If a single WebSocket API presents a bottleneck, an idea is to run a WebSocket API on all proxy processes and, again, let a fronting Nginx process perform load-balancing.
Operational Metrics via Prometheus
Historically, Zeek has exposed many of its operational metrics via logs
(stats.log specifically) and assumed users have infrastructure in
place to load and analyze such data.
Today, Zeek logs may only be accessible to certain users and analysts, while
runtime and performance metrics are more interesting to Zeek operators.
Additionally, Prometheus has become a very popular
option in the operational metrics space. Starting with version 4.1, Zeek has
moved into a direction where Prometheus exposition for operational metrics
is preferred over exporting them as classic Zeek logs.
The model is that in a Zeek cluster, every Zeek process opens a HTTP Prometheus listener. An external Prometheus server scrapes metrics from these endpoints at regular intervals. ZeekControl currently allocates listener ports statically.

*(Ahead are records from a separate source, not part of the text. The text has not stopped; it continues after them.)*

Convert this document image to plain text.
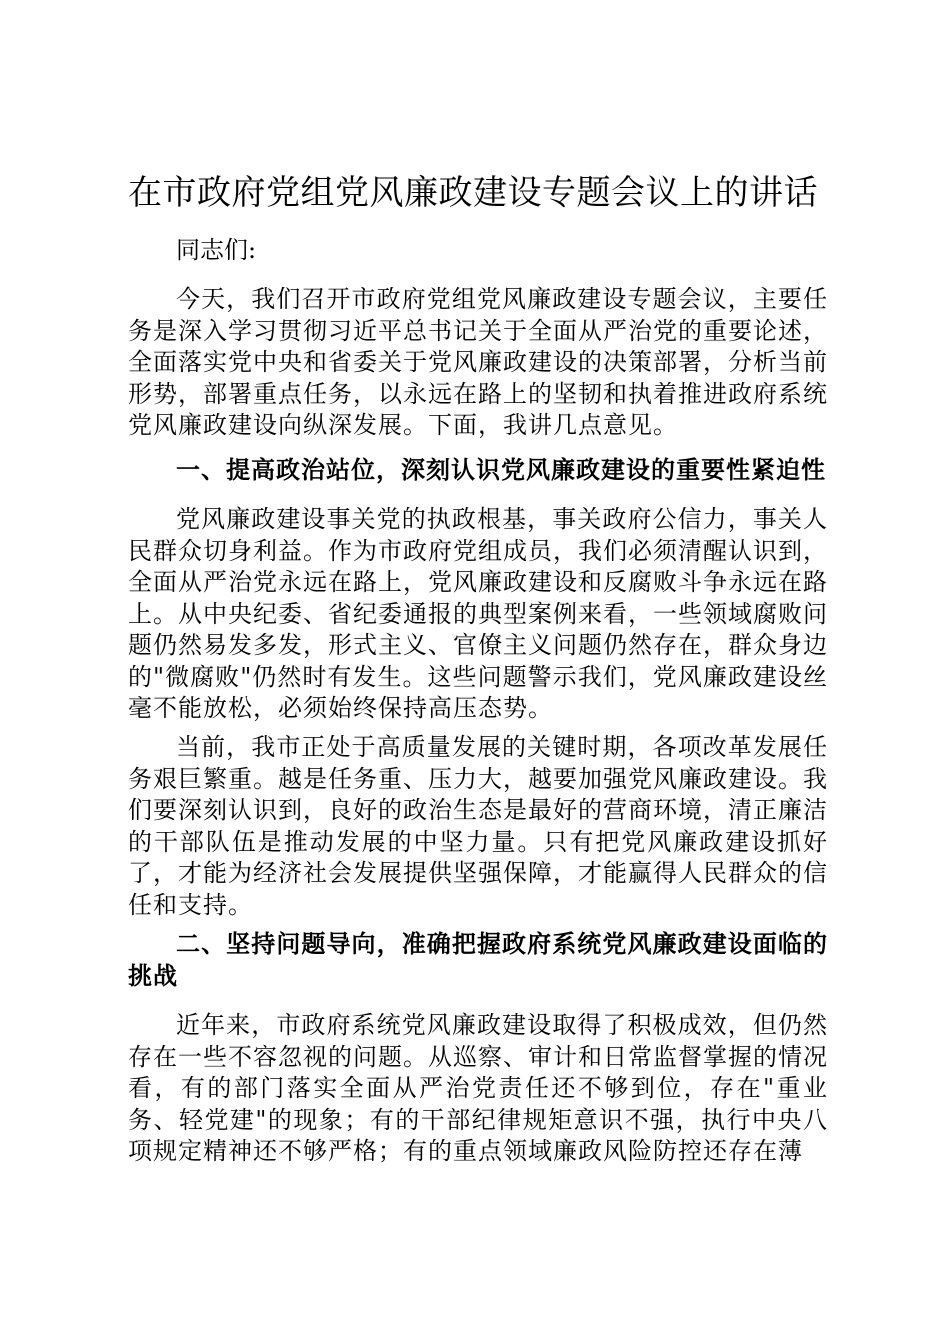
在市政府党组党风廉政建设专题会议上的讲话

同志们:

今天，我们召开市政府党组党风廉政建设专题会议，主要任务是深入学习贯彻习近平总书记关于全面从严治党的重要论述，全面落实党中央和省委关于党风廉政建设的决策部署，分析当前形势，部署重点任务，以永远在路上的坚韧和执着推进政府系统党风廉政建设向纵深发展。下面，我讲几点意见。

一、提高政治站位，深刻认识党风廉政建设的重要性紧迫性

党风廉政建设事关党的执政根基，事关政府公信力，事关人民群众切身利益。作为市政府党组成员，我们必须清醒认识到，全面从严治党永远在路上，党风廉政建设和反腐败斗争永远在路上。从中央纪委、省纪委通报的典型案例来看，一些领域腐败问题仍然易发多发，形式主义、官僚主义问题仍然存在，群众身边的"微腐败"仍然时有发生。这些问题警示我们，党风廉政建设丝毫不能放松，必须始终保持高压态势。

当前，我市正处于高质量发展的关键时期，各项改革发展任务艰巨繁重。越是任务重、压力大，越要加强党风廉政建设。我们要深刻认识到，良好的政治生态是最好的营商环境，清正廉洁的干部队伍是推动发展的中坚力量。只有把党风廉政建设抓好了，才能为经济社会发展提供坚强保障，才能赢得人民群众的信任和支持。

二、坚持问题导向，准确把握政府系统党风廉政建设面临的挑战

近年来，市政府系统党风廉政建设取得了积极成效，但仍然存在一些不容忽视的问题。从巡察、审计和日常监督掌握的情况看，有的部门落实全面从严治党责任还不够到位，存在"重业务、轻党建"的现象；有的干部纪律规矩意识不强，执行中央八项规定精神还不够严格；有的重点领域廉政风险防控还存在薄
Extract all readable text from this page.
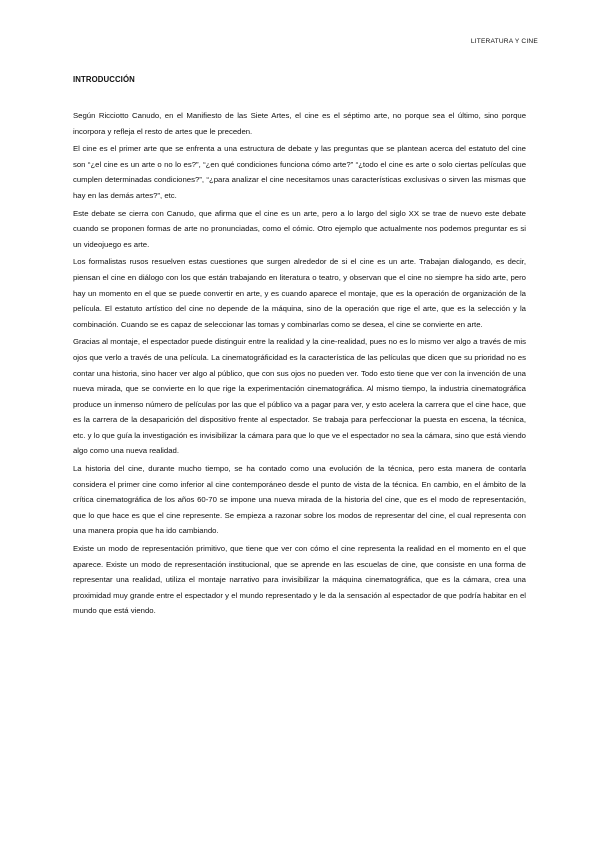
LITERATURA Y CINE
INTRODUCCIÓN

Según Ricciotto Canudo, en el Manifiesto de las Siete Artes, el cine es el séptimo arte, no porque sea el último, sino porque incorpora y refleja el resto de artes que le preceden.

El cine es el primer arte que se enfrenta a una estructura de debate y las preguntas que se plantean acerca del estatuto del cine son “¿el cine es un arte o no lo es?”, “¿en qué condiciones funciona cómo arte?” “¿todo el cine es arte o solo ciertas películas que cumplen determinadas condiciones?”, “¿para analizar el cine necesitamos unas características exclusivas o sirven las mismas que hay en las demás artes?”, etc.

Este debate se cierra con Canudo, que afirma que el cine es un arte, pero a lo largo del siglo XX se trae de nuevo este debate cuando se proponen formas de arte no pronunciadas, como el cómic. Otro ejemplo que actualmente nos podemos preguntar es si un videojuego es arte.

Los formalistas rusos resuelven estas cuestiones que surgen alrededor de si el cine es un arte. Trabajan dialogando, es decir, piensan el cine en diálogo con los que están trabajando en literatura o teatro, y observan que el cine no siempre ha sido arte, pero hay un momento en el que se puede convertir en arte, y es cuando aparece el montaje, que es la operación de organización de la película. El estatuto artístico del cine no depende de la máquina, sino de la operación que rige el arte, que es la selección y la combinación. Cuando se es capaz de seleccionar las tomas y combinarlas como se desea, el cine se convierte en arte.

Gracias al montaje, el espectador puede distinguir entre la realidad y la cine-realidad, pues no es lo mismo ver algo a través de mis ojos que verlo a través de una película. La cinematográficidad es la característica de las películas que dicen que su prioridad no es contar una historia, sino hacer ver algo al público, que con sus ojos no pueden ver. Todo esto tiene que ver con la invención de una nueva mirada, que se convierte en lo que rige la experimentación cinematográfica. Al mismo tiempo, la industria cinematográfica produce un inmenso número de películas por las que el público va a pagar para ver, y esto acelera la carrera que el cine hace, que es la carrera de la desaparición del dispositivo frente al espectador. Se trabaja para perfeccionar la puesta en escena, la técnica, etc. y lo que guía la investigación es invisibilizar la cámara para que lo que ve el espectador no sea la cámara, sino que está viendo algo como una nueva realidad.

La historia del cine, durante mucho tiempo, se ha contado como una evolución de la técnica, pero esta manera de contarla considera el primer cine como inferior al cine contemporáneo desde el punto de vista de la técnica. En cambio, en el ámbito de la crítica cinematográfica de los años 60-70 se impone una nueva mirada de la historia del cine, que es el modo de representación, que lo que hace es que el cine represente. Se empieza a razonar sobre los modos de representar del cine, el cual representa con una manera propia que ha ido cambiando.

Existe un modo de representación primitivo, que tiene que ver con cómo el cine representa la realidad en el momento en el que aparece. Existe un modo de representación institucional, que se aprende en las escuelas de cine, que consiste en una forma de representar una realidad, utiliza el montaje narrativo para invisibilizar la máquina cinematográfica, que es la cámara, crea una proximidad muy grande entre el espectador y el mundo representado y le da la sensación al espectador de que podría habitar en el mundo que está viendo.
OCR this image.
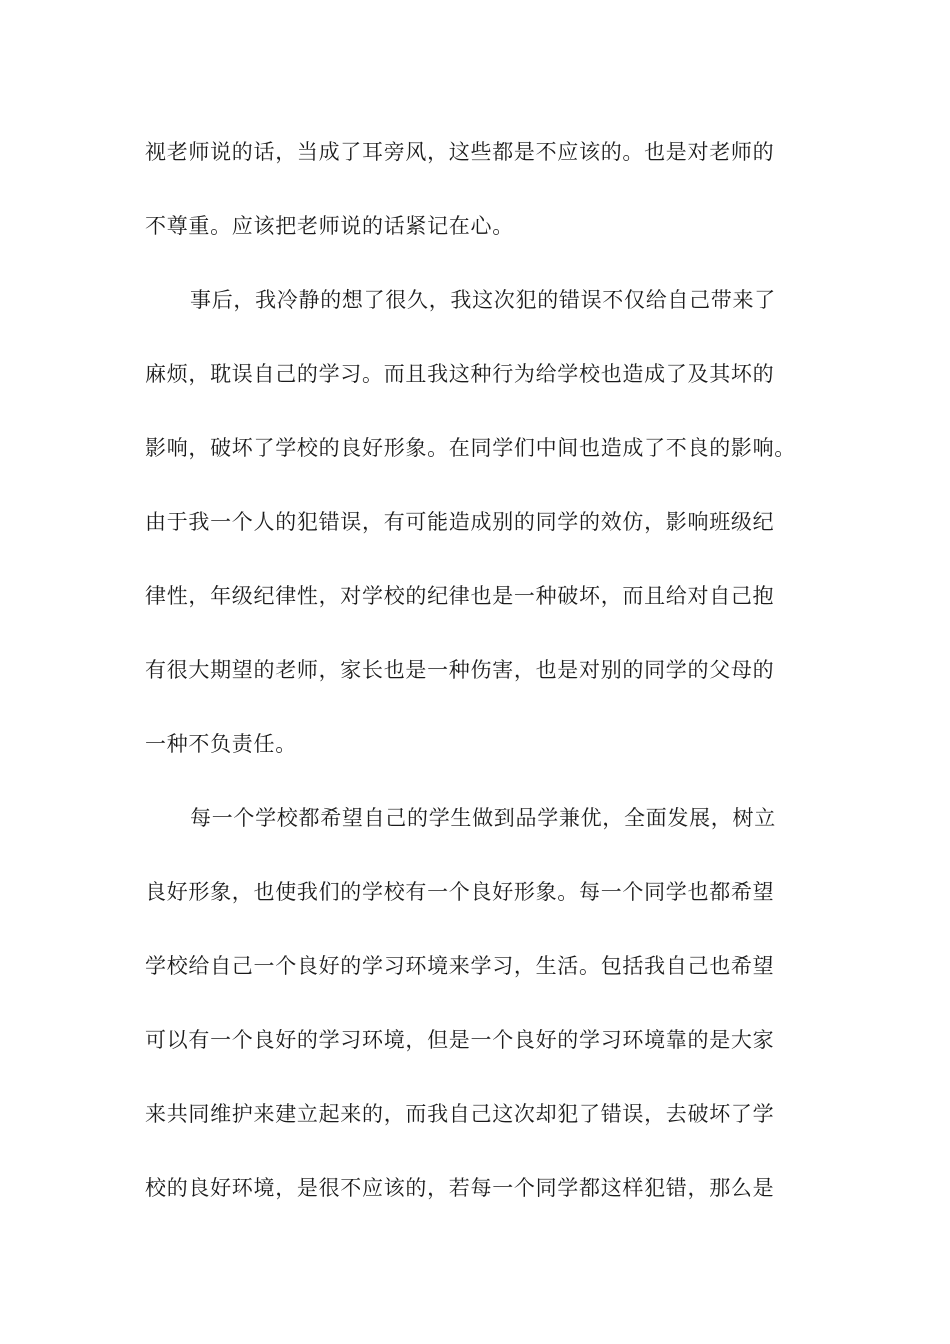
视老师说的话，当成了耳旁风，这些都是不应该的。也是对老师的
不尊重。应该把老师说的话紧记在心。
事后，我冷静的想了很久，我这次犯的错误不仅给自己带来了
麻烦，耽误自己的学习。而且我这种行为给学校也造成了及其坏的
影响，破坏了学校的良好形象。在同学们中间也造成了不良的影响。
由于我一个人的犯错误，有可能造成别的同学的效仿，影响班级纪
律性，年级纪律性，对学校的纪律也是一种破坏，而且给对自己抱
有很大期望的老师，家长也是一种伤害，也是对别的同学的父母的
一种不负责任。
每一个学校都希望自己的学生做到品学兼优，全面发展，树立
良好形象，也使我们的学校有一个良好形象。每一个同学也都希望
学校给自己一个良好的学习环境来学习，生活。包括我自己也希望
可以有一个良好的学习环境，但是一个良好的学习环境靠的是大家
来共同维护来建立起来的，而我自己这次却犯了错误，去破坏了学
校的良好环境，是很不应该的，若每一个同学都这样犯错，那么是
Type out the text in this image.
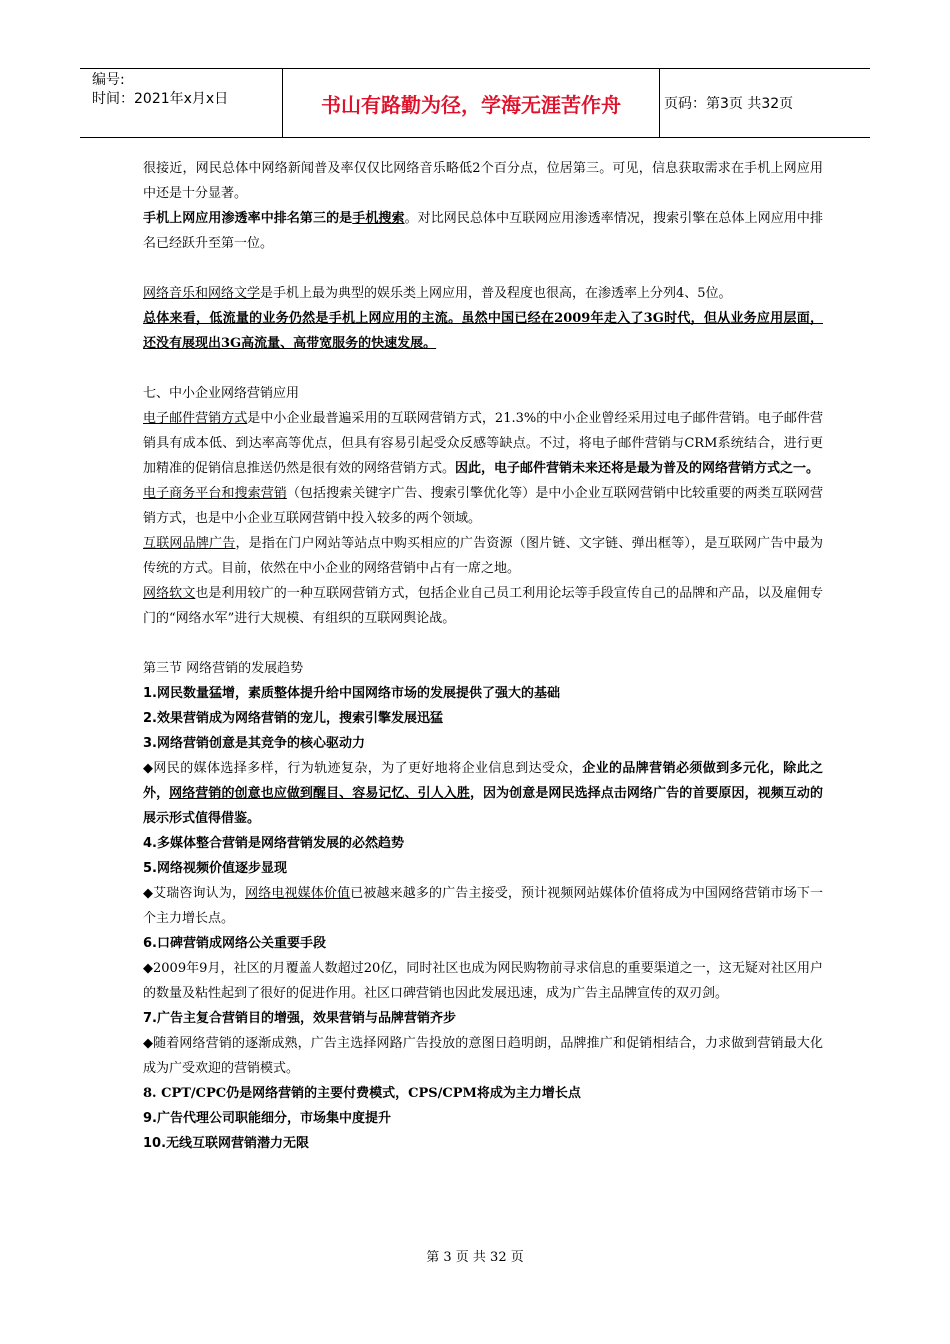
编号:
时间：2021年x月x日	书山有路勤为径，学海无涯苦作舟	页码：第3页 共32页

很接近，网民总体中网络新闻普及率仅仅比网络音乐略低2个百分点，位居第三。可见，信息获取需求在手机上网应用中还是十分显著。

手机上网应用渗透率中排名第三的是手机搜索。对比网民总体中互联网应用渗透率情况，搜索引擎在总体上网应用中排名已经跃升至第一位。

网络音乐和网络文学是手机上最为典型的娱乐类上网应用，普及程度也很高，在渗透率上分列4、5位。

总体来看，低流量的业务仍然是手机上网应用的主流。虽然中国已经在2009年走入了3G时代，但从业务应用层面，还没有展现出3G高流量、高带宽服务的快速发展。

七、中小企业网络营销应用

电子邮件营销方式是中小企业最普遍采用的互联网营销方式，21.3%的中小企业曾经采用过电子邮件营销。电子邮件营销具有成本低、到达率高等优点，但具有容易引起受众反感等缺点。不过，将电子邮件营销与CRM系统结合，进行更加精准的促销信息推送仍然是很有效的网络营销方式。因此，电子邮件营销未来还将是最为普及的网络营销方式之一。

电子商务平台和搜索营销（包括搜索关键字广告、搜索引擎优化等）是中小企业互联网营销中比较重要的两类互联网营销方式，也是中小企业互联网营销中投入较多的两个领域。

互联网品牌广告，是指在门户网站等站点中购买相应的广告资源（图片链、文字链、弹出框等），是互联网广告中最为传统的方式。目前，依然在中小企业的网络营销中占有一席之地。

网络软文也是利用较广的一种互联网营销方式，包括企业自己员工利用论坛等手段宣传自己的品牌和产品，以及雇佣专门的“网络水军”进行大规模、有组织的互联网舆论战。

第三节 网络营销的发展趋势

1.网民数量猛增，素质整体提升给中国网络市场的发展提供了强大的基础

2.效果营销成为网络营销的宠儿，搜索引擎发展迅猛

3.网络营销创意是其竞争的核心驱动力

◆网民的媒体选择多样，行为轨迹复杂，为了更好地将企业信息到达受众，企业的品牌营销必须做到多元化，除此之外，网络营销的创意也应做到醒目、容易记忆、引人入胜，因为创意是网民选择点击网络广告的首要原因，视频互动的展示形式值得借鉴。

4.多媒体整合营销是网络营销发展的必然趋势

5.网络视频价值逐步显现

◆艾瑞咨询认为，网络电视媒体价值已被越来越多的广告主接受，预计视频网站媒体价值将成为中国网络营销市场下一个主力增长点。

6.口碑营销成网络公关重要手段

◆2009年9月，社区的月覆盖人数超过20亿，同时社区也成为网民购物前寻求信息的重要渠道之一，这无疑对社区用户的数量及粘性起到了很好的促进作用。社区口碑营销也因此发展迅速，成为广告主品牌宣传的双刃剑。

7.广告主复合营销目的增强，效果营销与品牌营销齐步

◆随着网络营销的逐渐成熟，广告主选择网路广告投放的意图日趋明朗，品牌推广和促销相结合，力求做到营销最大化成为广受欢迎的营销模式。

8. CPT/CPC仍是网络营销的主要付费模式，CPS/CPM将成为主力增长点

9.广告代理公司职能细分，市场集中度提升

10.无线互联网营销潜力无限

第 3 页 共 32 页
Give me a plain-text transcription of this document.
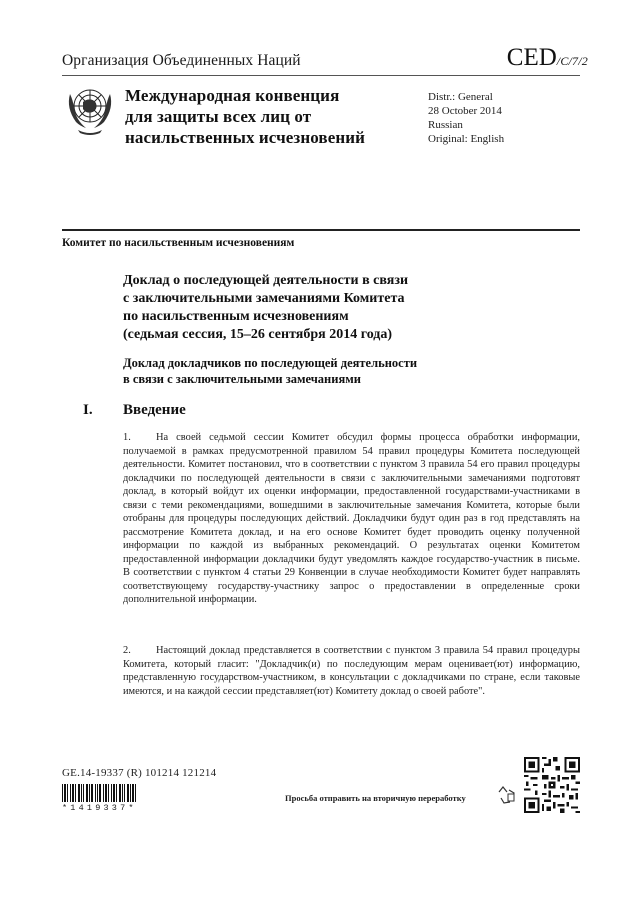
Организация Объединенных Наций	CED/C/7/2
Международная конвенция
для защиты всех лиц от
насильственных исчезновений
Distr.: General
28 October 2014
Russian
Original: English
Комитет по насильственным исчезновениям
Доклад о последующей деятельности в связи
с заключительными замечаниями Комитета
по насильственным исчезновениям
(седьмая сессия, 15–26 сентября 2014 года)
Доклад докладчиков по последующей деятельности
в связи с заключительными замечаниями
I. Введение
1. На своей седьмой сессии Комитет обсудил формы процесса обработки информации, получаемой в рамках предусмотренной правилом 54 правил процедуры Комитета последующей деятельности. Комитет постановил, что в соответствии с пунктом 3 правила 54 его правил процедуры докладчики по последующей деятельности в связи с заключительными замечаниями подготовят доклад, в который войдут их оценки информации, предоставленной государствами-участниками в связи с теми рекомендациями, вошедшими в заключительные замечания Комитета, которые были отобраны для процедуры последующих действий. Докладчики будут один раз в год представлять на рассмотрение Комитета доклад, и на его основе Комитет будет проводить оценку полученной информации по каждой из выбранных рекомендаций. О результатах оценки Комитетом предоставленной информации докладчики будут уведомлять каждое государство-участник в письме. В соответствии с пунктом 4 статьи 29 Конвенции в случае необходимости Комитет будет направлять соответствующему государству-участнику запрос о предоставлении в определенные сроки дополнительной информации.
2. Настоящий доклад представляется в соответствии с пунктом 3 правила 54 правил процедуры Комитета, который гласит: "Докладчик(и) по последующим мерам оценивает(ют) информацию, представленную государством-участником, в консультации с докладчиками по стране, если таковые имеются, и на каждой сессии представляет(ют) Комитету доклад о своей работе".
GE.14-19337 (R) 101214 121214
*1419337*
Просьба отправить на вторичную переработку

The manager process additionally provides a /services.json endpoint for
HTTP-based service discovery
of all processes in a Zeek cluster.
This allows the Prometheus Server to discover all metrics endpoints via the
Zeek manager’s /services.json endpoint.
Adding to the previous diagrams, this looks as follows:
This should seamlessly work with multi-node clusters.
Note
As of Zeek 7, the Zeek manager builds the /services.json response
based on the static cluster-layout.zeek. It statically knows all
all the metric endpoints of all other processes. In the future this might
be more dynamic. There’s no actual reason for this static setup. Other
Zeek processes could as well dynamically register their metrics endpoint
with the manager process at runtime.